I’ve been thinking of giving up on writing. It’s something I’ve always wanted to do with my life, and I’ve been able to do some amazing things with my writing so far. But lately, I’ve had trouble finding a (or the) reason to continue. It’s a huge world, and I feel like I have been swallowed up into it, no longer the big writer in the pond but no longer much of anything at all. How long can you keep talking when you realize that only a few people are listening? Won’t you lose your voice that way?

But before you get too drunk on all this whine, I am happy to tell you that I will not be giving up on writing any time soon. But probably not for the reason you think.

It’s not because I am finding the writing world full of encouragement and open doors. But because giving up is so much harder than trying. Yeah, you read that right. Stopping is much harder than starting. Do you know why? I’m not a gambler myself, but I’ve pulled the lever of a slot machine before. I’ve found that when you don’t win, you tell yourself that you don’t care, and that you are going to stop. And how long does that work for you? It’s like reverse psychology for your own brain: as soon as you tell yourself that you are officially, definitely giving up, it makes you push a little harder. Makes you think, maybe if I do it one more time…

This is because when you care, and you are passionate about something, you can’t get away from it. (Let’s be honest, we’re all passionate about getting rich instantaneously from a weekend in Vegas.)
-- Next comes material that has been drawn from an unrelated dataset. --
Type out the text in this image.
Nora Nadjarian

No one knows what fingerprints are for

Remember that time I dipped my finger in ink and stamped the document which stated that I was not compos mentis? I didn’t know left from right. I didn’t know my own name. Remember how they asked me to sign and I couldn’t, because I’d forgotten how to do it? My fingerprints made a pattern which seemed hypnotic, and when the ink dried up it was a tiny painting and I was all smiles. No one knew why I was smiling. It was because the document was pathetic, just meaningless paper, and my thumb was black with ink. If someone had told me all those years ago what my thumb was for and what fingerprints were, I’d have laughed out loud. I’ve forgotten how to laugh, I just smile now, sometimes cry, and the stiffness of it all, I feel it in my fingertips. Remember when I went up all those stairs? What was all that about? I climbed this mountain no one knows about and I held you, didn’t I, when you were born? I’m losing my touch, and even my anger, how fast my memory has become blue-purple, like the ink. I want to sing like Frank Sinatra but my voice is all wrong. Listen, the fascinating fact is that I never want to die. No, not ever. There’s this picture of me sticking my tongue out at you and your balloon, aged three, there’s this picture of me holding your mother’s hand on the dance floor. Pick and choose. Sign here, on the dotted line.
Believe me, I don’t want to be a writer. Seriously. (Don’t you think I want to make tons of money so that my family doesn’t worry about me burning my poems for heat?) But it’s because I love language (and why I feel infinitely bad about burning poems) that I keep writing. I’ve tried to fight it. I’ve even tried to ignore my writing. And it works, for a while. But in the end, it is a part of me; a painful and really needy part of me, but one nonetheless.

And words are everywhere, you know. They will get inside your brain, and you’ll turn them over and over like a hard caramel in your mouth. And you’ll be enjoying that candy so much that you end up biting your tongue accidentally. And the pain and the sweetness are just two aspects of writing.

Anyway, my favorite singer, Loreena McKennitt once said, “I didn’t choose to be a singer. It chose me. I wanted to be a veterinarian.” And I’ve experienced the same thing in life. It’s hard to forge a path in your field. But it is even harder to turn away from it all. And believe me when I say that you should never rob the world of your talent. So, go forth and shine.